Importing Dataset from a Text File

Importing Dataset from a Text File

General overview

In Analyst you can import datasets from delimited text files (e.g. CSV). The process ends up with the newly created Analyst dataset linked with the current project, i.e., accessible to the user. One of the main advantages of using Analyst file importer is that all used import instructions are automatically saved as a template for later use on similar files. Some data providers have logs about maintenance of sensors, which can be imported in Analyst too.

To start importing files go to Menu > Dataset > Import > Import files.

Reading structure of files

After selecting the data file you got from your data provider, the import procedure will try to automatically detect its structure and content. In most cases, it requires some minimal effort to describe file structure for the first time.

#

Component

Description

1

Load template

Import template is a JSON text file (with the ".impt" file extension) storing all the import instructions used in the import process, see also the "Create new template" button.
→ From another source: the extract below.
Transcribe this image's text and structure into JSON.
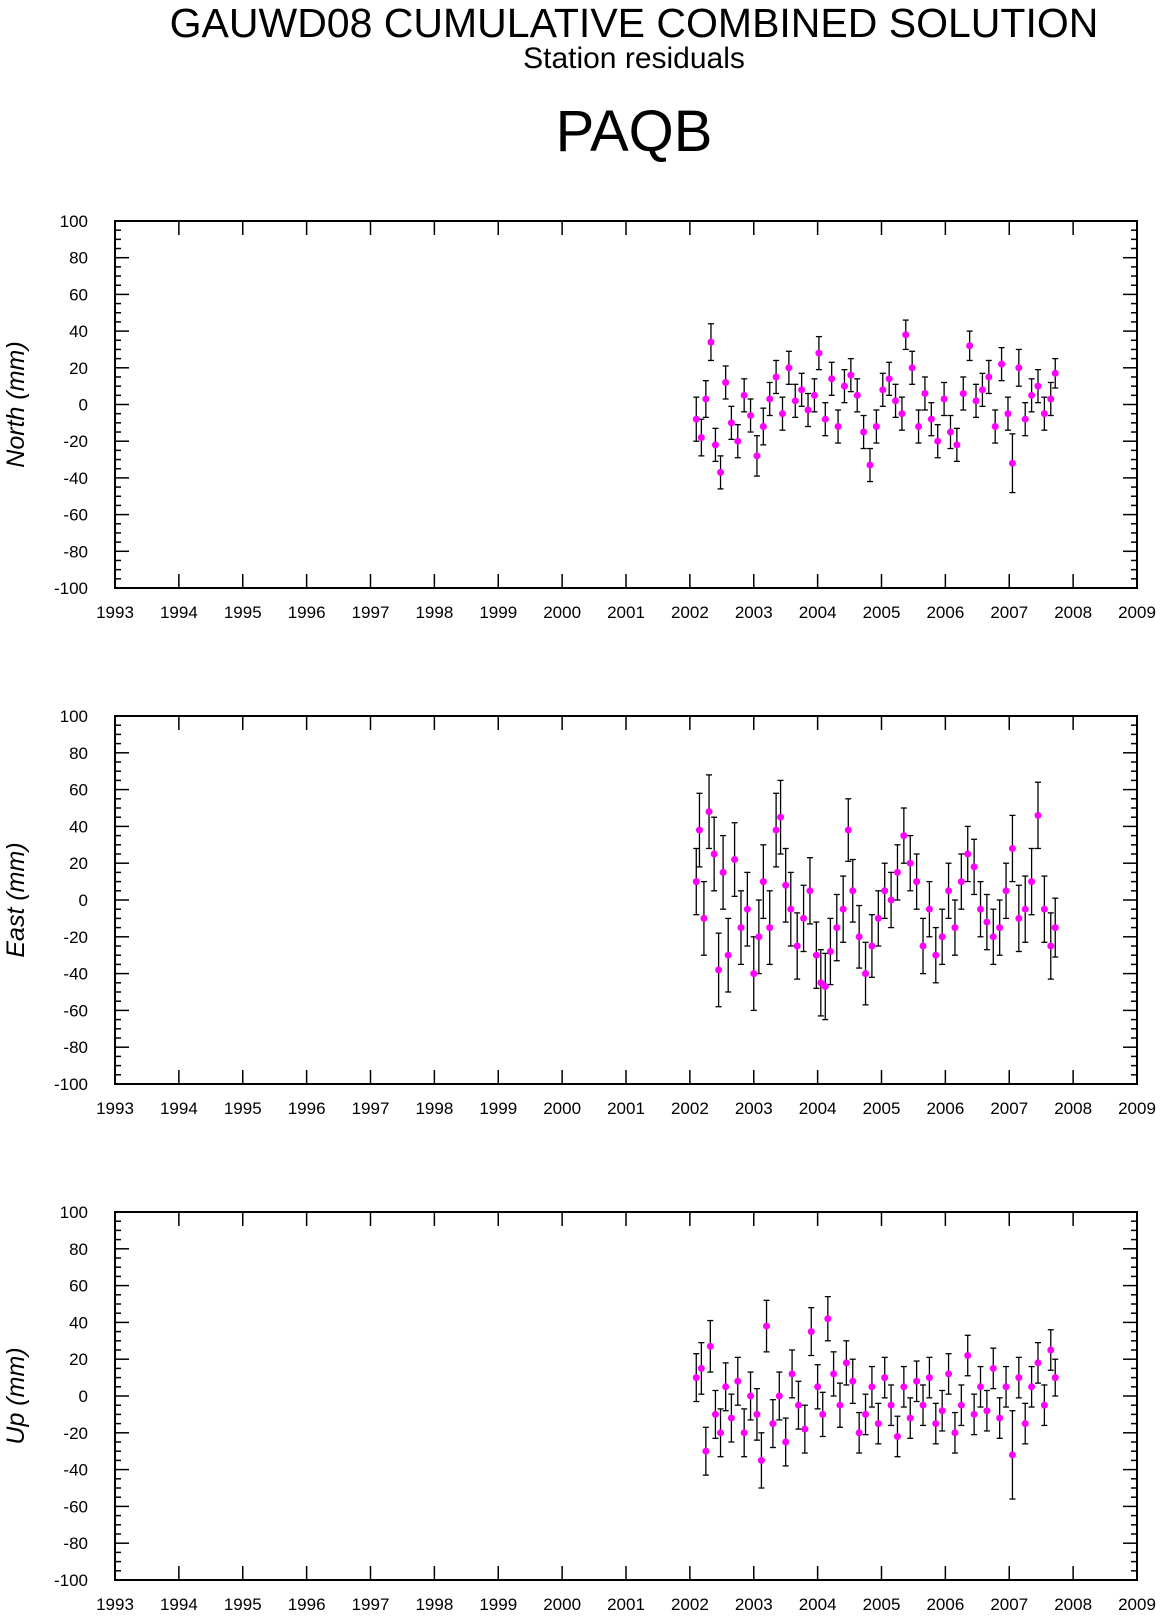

When the import template is loaded from the disk, the import instructions will be pre-filled according to the template. Users can always modify the values. Loading templates are only available at the start of the import process.

2

Add files

Add one or multiple files for importing. Selected files are added into a table named "Include files for import". Supported file types are all text data files and Excel files. Collect all necessary files for your dataset.

Remove files

Removes selected files from the "Include files for import" table. To remove all files, press CTRL+A and push the button or press the Del key. A single file can be also removed by the Del key.

3

Include files

Includes selected files for importing. After collecting all data files needed for your dataset (in the "Include files for import" table), you can find certain files with a different structure that will require another run of import procedure. You will include them in the next run.

Exclude files

Exclude selected files from the current import procedure. You can still include them in the next procedure.

4

Files for import

Table with three sortable columns: file (filename), worksheet (Excel sheet name if applicable), and folder. Each row represents one data file or one Excel worksheet. Users can multi-select the data files to perform include or exclude actions, remove files and push the "Use with each selected file" button (see below). Users can also include or exclude files by clicking the checkboxes on each table row. It is mandatory to include at least one file to continue with the import.

5

Column separators

Automatically detected one or multiple column separators. Not applicable for importing Excel worksheets.

6

Skip lines from top

Users can skip lines from the top of the text file or Excel worksheet.

Skip lines starting with

Another way of exclusion of certain lines. In some data formats, the header lines are indicated by a certain character e.g, "#". Works with text files and Excel worksheets.

7

Decimal separator

Decimal numbers formatting options. In some cultures, a comma is the decimal separator.

8

Thousands separator

Allows importing culture-specific numeric formats. Use one or more separators according to your input data.

9

File encoding

Only for text files. Users can select original encoding to properly read the data, especially the header. Default is UTF-8.

10

View original file

Only for text files. A simple preview window is provided for a selected file. The First 500 kilobytes of data is displayed for content inspection. 

11

Select columns for import

Data preview is displayed for any selected file (or Excel worksheet). Users can check if the reading instructions were properly applied. The First 1000 rows are displayed in the preview. The user is asked to select at least one column for import (mandatory step to continue). Usually, the user will select column(s) with time information plus data columns. IMPORTANT: current selection of columns will be applied across all files included in the import process. If you have multiple different structures in your files, perform more separate import procedures.

Clear

Clear the selected columns in the "Select columns for import" table.

Select all

Selects all columns in the "Select columns for import" table. The same action can be performed by pressing CTRL+A keys.

12

Record number with column names

The record where the column names are. Use zero for files without a header or if you want to not keep existing columns names.

13

Read files in chunks

Reading big files in chunks prevents the import process from consuming all the available RAM memory. This option has effect only with text files and it will be enabled automatically based on data size and available RAM.

Recognizing timestamps

One the of key steps during the import process is to make sure that time stamps will be correctly imported. For that purpose, Analyst provides a specific tool.

#

Component

Description

1

Select columns with date and time

In the data preview table (showing 1000 top records) user is asked to select all columns having time information. This step is mandatory. Analyst will not store data without time information.

2

Date and time format examples

When building your actual time format (in the "Active formats" table) users can get inspired by common date and time formats. Analyst uses format notations presented here: Date and time formats. You can make selected formats active either by double-clicking the item or by pushing the button "Use selected format".

3

Use selected format

Make selected example time format as active. The "Results" section is immediately refreshed for the top 1000 records.

4

Active formats

Analyst will try to auto-detect the time format according to data. Users can modify the format by double-clicking on it. Users can add more formats from examples and later modify them. If no explicit format is included, Analyst will try to parse timestamps anyway (can be slow). It is recommended to use explicit format unless the format is ISO 8601 in all records.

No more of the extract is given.